As non-profit organizations, National Public Radio stations rely on the financial support of listeners and corporate sponsors who, through their contributions, help make possible the service that NPR provides. When a company makes a contribution to a public radio station, the station in return airs “thank you” messages, which always begin with…”Support for this station comes from…….”. The essence of the message IS the very fact that the company is providing financial support for the NPR service in that community. This alone ingratiates the company into the favor of the NPR listener. The secondary information in the message informs the listener about the funder in a “value-neutral, non-promotional” manner to further endear that company into the heart and mind of the listener. The message can include things such as how many years the company has been in business, the services the company provides, and how to find out more about the company.

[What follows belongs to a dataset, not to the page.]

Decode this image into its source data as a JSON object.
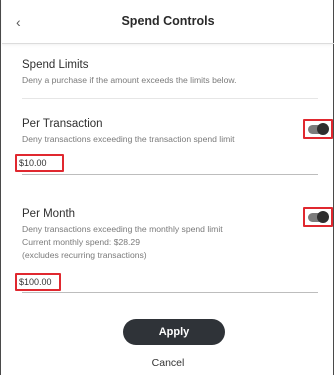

It is understood that whenever a company shares information about their goods and services, in any form, they are doing so with the hope that you and I will take action and use their goods/services. In other words, we already know that a company wants “action”, with or without an emphatic “call to action”. And the good news is that if we do decide to take action we now more than ever have all of the tools necessary to find out anything further we would like to know after being introduced to a company of interest. Even my 88 year old Mother knows how to use “the Google”!

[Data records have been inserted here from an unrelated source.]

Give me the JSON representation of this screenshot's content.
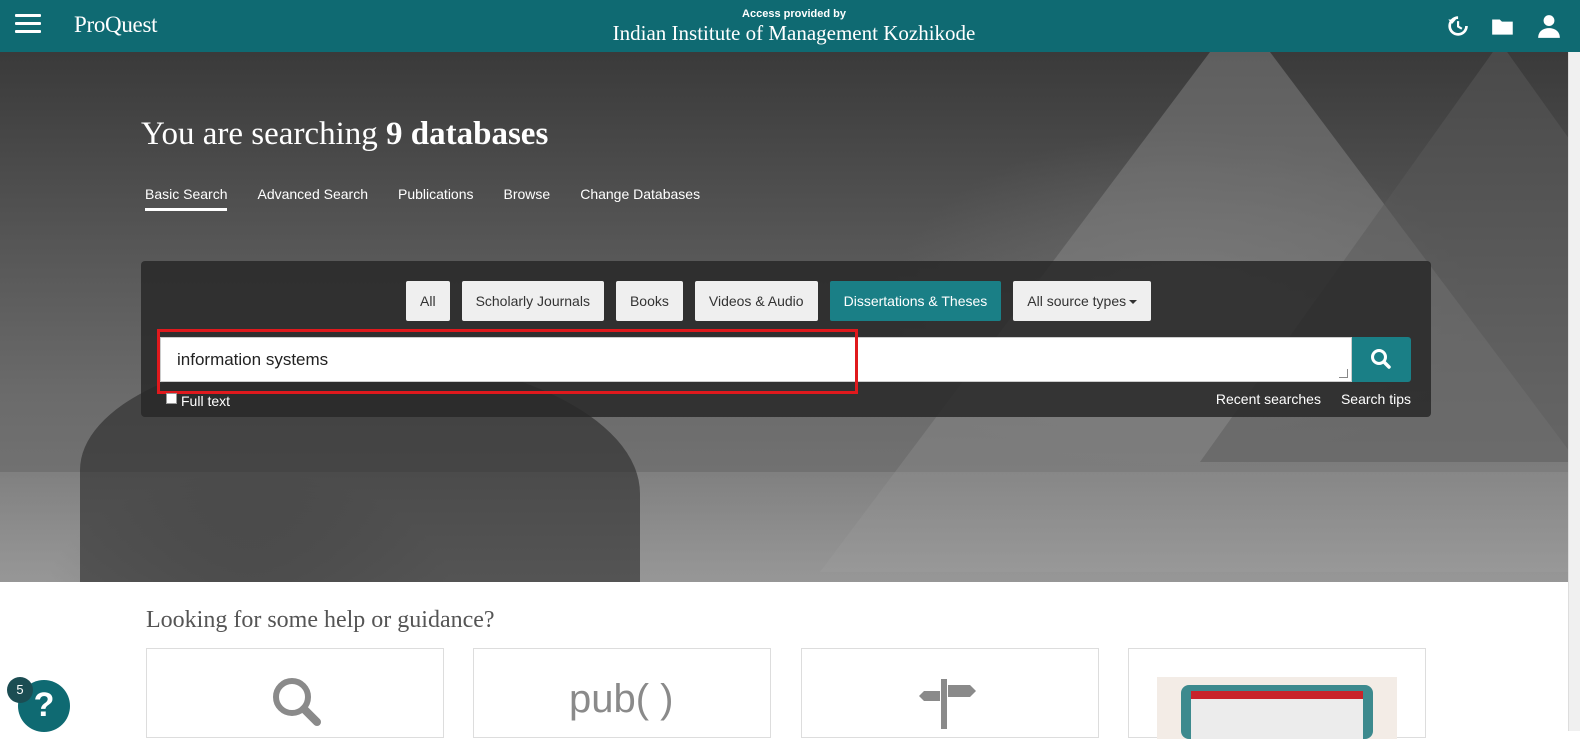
{
  "header": {
    "logo": "ProQuest",
    "access_label": "Access provided by",
    "institution": "Indian Institute of Management Kozhikode",
    "icons": [
      "menu-icon",
      "history-icon",
      "folder-icon",
      "user-icon"
    ]
  },
  "hero": {
    "title_prefix": "You are searching",
    "title_bold": "9 databases",
    "tabs": [
      {
        "label": "Basic Search",
        "active": true
      },
      {
        "label": "Advanced Search"
      },
      {
        "label": "Publications"
      },
      {
        "label": "Browse"
      },
      {
        "label": "Change Databases"
      }
    ]
  },
  "search": {
    "source_types": [
      {
        "label": "All"
      },
      {
        "label": "Scholarly Journals"
      },
      {
        "label": "Books"
      },
      {
        "label": "Videos & Audio"
      },
      {
        "label": "Dissertations & Theses",
        "active": true
      },
      {
        "label": "All source types",
        "dropdown": true
      }
    ],
    "query": "information systems",
    "full_text_label": "Full text",
    "full_text_checked": false,
    "recent_searches": "Recent searches",
    "search_tips": "Search tips"
  },
  "help": {
    "title": "Looking for some help or guidance?",
    "card2_text": "pub( )"
  },
  "help_bubble": {
    "symbol": "?",
    "count": "5"
  },
  "colors": {
    "brand": "#0f6a72",
    "accent": "#1a7f86",
    "highlight": "#e0191d"
  }
}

The next time you hear or see an advertisement that begs: “Come on by!”…or “Call us now!”…or “Don’t Delay!”…. please take a moment and evaluate for yourself. Isn’t it already implied that the company wants you to do those things? Why else would they have told you about their offerings? Are you more compelled to take action because the company told you to do so? Or like the NPR listener, are you just as, or even more, compelled to become a patron of a company who spends all of their treasured time with you speaking factually, one-to-one, to educate you about who they are and what they have to offer, leaving you to decide for yourself whether or not to “call now”.

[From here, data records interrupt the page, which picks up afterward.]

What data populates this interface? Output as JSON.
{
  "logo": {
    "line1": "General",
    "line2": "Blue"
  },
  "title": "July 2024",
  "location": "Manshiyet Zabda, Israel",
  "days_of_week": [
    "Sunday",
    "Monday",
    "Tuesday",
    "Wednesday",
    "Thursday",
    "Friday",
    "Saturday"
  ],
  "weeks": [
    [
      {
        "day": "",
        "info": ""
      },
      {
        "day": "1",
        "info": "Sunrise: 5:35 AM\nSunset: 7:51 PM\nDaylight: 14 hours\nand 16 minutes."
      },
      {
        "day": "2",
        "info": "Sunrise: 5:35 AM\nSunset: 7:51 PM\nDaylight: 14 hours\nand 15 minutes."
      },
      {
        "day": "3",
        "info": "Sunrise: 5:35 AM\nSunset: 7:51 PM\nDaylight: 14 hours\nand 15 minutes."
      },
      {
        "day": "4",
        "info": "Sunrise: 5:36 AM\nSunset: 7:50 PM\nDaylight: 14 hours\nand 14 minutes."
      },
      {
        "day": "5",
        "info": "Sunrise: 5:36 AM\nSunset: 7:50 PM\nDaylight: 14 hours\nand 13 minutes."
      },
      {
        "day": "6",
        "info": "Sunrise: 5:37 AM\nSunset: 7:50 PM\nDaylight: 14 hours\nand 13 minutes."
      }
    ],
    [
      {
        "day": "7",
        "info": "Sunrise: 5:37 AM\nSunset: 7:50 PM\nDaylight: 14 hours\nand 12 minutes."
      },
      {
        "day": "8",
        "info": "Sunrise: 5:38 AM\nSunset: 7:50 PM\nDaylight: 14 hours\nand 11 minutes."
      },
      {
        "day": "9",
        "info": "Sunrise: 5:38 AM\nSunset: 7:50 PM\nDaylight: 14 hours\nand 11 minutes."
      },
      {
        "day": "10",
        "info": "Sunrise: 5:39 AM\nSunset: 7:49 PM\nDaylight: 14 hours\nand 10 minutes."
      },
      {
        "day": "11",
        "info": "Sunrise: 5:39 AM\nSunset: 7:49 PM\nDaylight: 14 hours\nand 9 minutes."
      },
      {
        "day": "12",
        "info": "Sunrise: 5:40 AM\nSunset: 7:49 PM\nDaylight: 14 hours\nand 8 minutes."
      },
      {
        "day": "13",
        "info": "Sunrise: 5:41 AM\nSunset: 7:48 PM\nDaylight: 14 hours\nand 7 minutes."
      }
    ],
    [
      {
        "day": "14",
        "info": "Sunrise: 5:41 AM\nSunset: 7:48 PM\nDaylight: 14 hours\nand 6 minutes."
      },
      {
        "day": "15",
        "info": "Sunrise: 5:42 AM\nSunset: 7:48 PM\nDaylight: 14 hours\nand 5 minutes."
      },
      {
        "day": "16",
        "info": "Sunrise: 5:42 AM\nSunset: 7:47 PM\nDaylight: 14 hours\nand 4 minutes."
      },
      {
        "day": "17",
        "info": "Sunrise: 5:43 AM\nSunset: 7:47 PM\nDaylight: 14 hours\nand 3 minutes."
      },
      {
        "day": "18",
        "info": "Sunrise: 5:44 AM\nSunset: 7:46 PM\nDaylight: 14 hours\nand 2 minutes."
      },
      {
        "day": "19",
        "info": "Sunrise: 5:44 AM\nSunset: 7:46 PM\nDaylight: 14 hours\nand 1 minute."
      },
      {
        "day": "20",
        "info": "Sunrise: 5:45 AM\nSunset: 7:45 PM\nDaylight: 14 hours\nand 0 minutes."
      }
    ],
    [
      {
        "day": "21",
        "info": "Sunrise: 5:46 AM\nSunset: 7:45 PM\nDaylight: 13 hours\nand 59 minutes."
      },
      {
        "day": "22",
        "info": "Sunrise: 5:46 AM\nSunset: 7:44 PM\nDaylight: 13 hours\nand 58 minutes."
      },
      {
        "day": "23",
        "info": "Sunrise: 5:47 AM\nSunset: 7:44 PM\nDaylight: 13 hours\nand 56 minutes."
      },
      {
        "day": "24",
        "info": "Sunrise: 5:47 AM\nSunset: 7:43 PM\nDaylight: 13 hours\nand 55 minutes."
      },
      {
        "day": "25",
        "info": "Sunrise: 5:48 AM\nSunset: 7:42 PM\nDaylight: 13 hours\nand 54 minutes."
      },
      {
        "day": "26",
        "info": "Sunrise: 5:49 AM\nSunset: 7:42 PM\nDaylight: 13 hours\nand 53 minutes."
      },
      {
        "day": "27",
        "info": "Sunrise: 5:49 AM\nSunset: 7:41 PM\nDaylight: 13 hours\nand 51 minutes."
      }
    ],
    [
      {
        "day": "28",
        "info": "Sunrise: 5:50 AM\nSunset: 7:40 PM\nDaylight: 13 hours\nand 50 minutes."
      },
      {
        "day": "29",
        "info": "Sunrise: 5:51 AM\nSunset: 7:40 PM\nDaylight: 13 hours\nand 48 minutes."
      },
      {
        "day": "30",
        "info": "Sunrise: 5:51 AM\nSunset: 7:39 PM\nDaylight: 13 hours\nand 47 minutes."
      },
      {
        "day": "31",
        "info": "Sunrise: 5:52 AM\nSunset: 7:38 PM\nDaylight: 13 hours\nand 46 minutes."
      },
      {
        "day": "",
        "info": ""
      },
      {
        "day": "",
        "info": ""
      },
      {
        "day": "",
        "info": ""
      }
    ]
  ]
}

National Public Radio stations and their thousands of new and legacy sponsors are proof that when a sponsor message, sans a call to action, is heard on NPR, the listener responds. NPR listeners know that, like themselves, the sponsor supports the NPR service that the listener values and trusts. Secondly, the listener knows that the sponsor wants that listener to use their services. The bottom line is this: NPR and its listeners have trusted, proven, intimate relationships, which deliver time and again for the sponsors. In such a close relationship, a call to action, truly and simply, goes without saying.